Again, When the students are sitting there listening to PQA, it is like they are watching a still picture that we are adding details to. In PQA there is not a lot of cohesive action, where actual scenes unravel in our students’ minds. Everything is kind of static in PQA – the experience is like taking our students to a museum and showing them different non-moving objects.

When we do decide, usually on the spur of the moment there in the museum, to develop the PQA into little scenes, which I personally call “extending” PQA, we usually don’t extend it very far. Because if we do that (extend it very far), we find ourselves suddenly in a story.

Anyway, usually that kind of extending PQA into a story doesn’t work bc the story, being an extension of random CI (PQA), lacks pre-planned/targeted structures, and, for me at least, I don’t like to do stories that don’t have structures that I have gotten a lot of reps on first (they don’t work as well).

Compare this walking around the museum, with little extended scenes or not going on in there, with real stories, which is like leaving the museum and walking down the street with our classes to watch a real movie. The students now have a deeper, more compelling, set of images to relate to.

In the movie venue, facts and static images are replaced by action. The students want to know what is going to happen. This is big step. It is a whole new kind of comprehensible input, one that is more alive, one that has the potential to bring much greater interest. You know you are in this newer kind of CI when the students sit there and clearly could care less about anything except what happens next.

Sometimes, classes have ended and the kids don’t want to get kicked out of the movie theatre, as they were sitting there wanting to know what was going to happen next and realized that they had to go to their next class. That pisses them off and, when they walk out pissed, we know we have been doing good CI.

They sometimes start arguing among themselves about how that story would have ended if we had had the time to finish it. When we see them wanting to know what happens next, we learn something about this method that can’t be put into words.

Sometimes classes – the reallly good ones – actually rebel against too many details that I establish while circling a story into existence. They tell me that they really want to get some action going on, with less character description and details like that.  They are so right to complain!

They want to see less trees and more forest! We should learn how to drive a story forward “through the trees” to an end point without sacrificing comprehensible input.

For me that means finding an entry path into a forest (the story) and following it through to the other side without getting distracted by too many details (trees). This finding an entry path is the challenge in learning how and when to move into a story from PQA.

Finding the entry path into the story is a big topic. It depends on what was said and which certain students got involved in the PQA and how and when and even if that information carries the potential to be married to the story which is waiting to become personalized (therefore real to the kids) on the stage of the classroom, as it were.

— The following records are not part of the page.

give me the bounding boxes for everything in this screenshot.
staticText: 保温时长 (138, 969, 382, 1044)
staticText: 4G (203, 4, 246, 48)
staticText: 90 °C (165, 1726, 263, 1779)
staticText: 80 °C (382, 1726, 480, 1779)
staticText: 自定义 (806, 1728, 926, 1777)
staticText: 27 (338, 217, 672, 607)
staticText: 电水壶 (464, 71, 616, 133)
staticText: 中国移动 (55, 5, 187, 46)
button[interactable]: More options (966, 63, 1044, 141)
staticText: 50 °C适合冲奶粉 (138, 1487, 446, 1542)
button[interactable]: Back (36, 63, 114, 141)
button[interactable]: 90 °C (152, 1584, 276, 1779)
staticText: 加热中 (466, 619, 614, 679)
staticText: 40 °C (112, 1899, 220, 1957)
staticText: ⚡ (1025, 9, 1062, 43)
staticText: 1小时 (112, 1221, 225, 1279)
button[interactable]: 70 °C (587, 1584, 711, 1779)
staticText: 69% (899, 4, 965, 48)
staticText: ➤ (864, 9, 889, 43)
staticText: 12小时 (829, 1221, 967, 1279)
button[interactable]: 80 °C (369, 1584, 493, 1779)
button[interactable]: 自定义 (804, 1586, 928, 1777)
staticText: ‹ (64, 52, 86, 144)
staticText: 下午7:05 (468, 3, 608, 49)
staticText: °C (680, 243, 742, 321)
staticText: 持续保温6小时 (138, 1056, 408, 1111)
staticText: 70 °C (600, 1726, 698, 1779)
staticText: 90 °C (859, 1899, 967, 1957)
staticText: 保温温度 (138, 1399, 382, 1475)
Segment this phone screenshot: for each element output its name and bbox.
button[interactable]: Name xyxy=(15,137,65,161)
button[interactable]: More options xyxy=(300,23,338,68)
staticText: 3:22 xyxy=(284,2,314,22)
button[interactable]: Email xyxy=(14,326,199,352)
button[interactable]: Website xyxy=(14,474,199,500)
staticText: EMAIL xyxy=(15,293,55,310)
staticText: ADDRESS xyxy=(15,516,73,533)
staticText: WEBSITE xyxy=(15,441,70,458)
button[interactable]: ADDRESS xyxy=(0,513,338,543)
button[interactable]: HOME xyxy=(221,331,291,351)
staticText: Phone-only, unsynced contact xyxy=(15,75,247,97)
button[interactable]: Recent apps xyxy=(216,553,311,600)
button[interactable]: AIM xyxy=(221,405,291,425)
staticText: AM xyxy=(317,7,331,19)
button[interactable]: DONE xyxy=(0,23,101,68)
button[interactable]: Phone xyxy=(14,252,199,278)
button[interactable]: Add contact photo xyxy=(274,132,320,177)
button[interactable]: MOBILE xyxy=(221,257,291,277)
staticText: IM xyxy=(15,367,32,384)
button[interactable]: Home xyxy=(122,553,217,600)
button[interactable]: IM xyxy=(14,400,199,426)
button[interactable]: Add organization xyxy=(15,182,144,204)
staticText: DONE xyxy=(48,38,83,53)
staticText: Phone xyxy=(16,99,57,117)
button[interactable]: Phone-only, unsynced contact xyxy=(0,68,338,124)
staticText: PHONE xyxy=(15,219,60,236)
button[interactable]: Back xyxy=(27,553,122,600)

Yet I don’t like to be in a hurry with the PQA, because not enough PQA will make the story weak bc not enough reps were there to build a solid foundation for the story. This is an often forgotten main function of PQA – to get reps on the target structures so that the waiting story can be strong and interesting.

Some classes, anxious to get on to the story, have actually come up with a sign for “Speed Up!” to signal me when I fall into “the pit filled with the trees”. It is a whirling motion with a finger in the air. It is their message for me to move from details (PQA) to action (story).

So, as always, my students are my teachers, telling me to dump the details and get on with the story!

Of course, any comprehensible input is effective, but this flowing from the right amount of PQA into a story, at the right time, is something that we just have to get a lot of practice on. Going from Step 1 to Step 2 of TPRS is quite an adventure!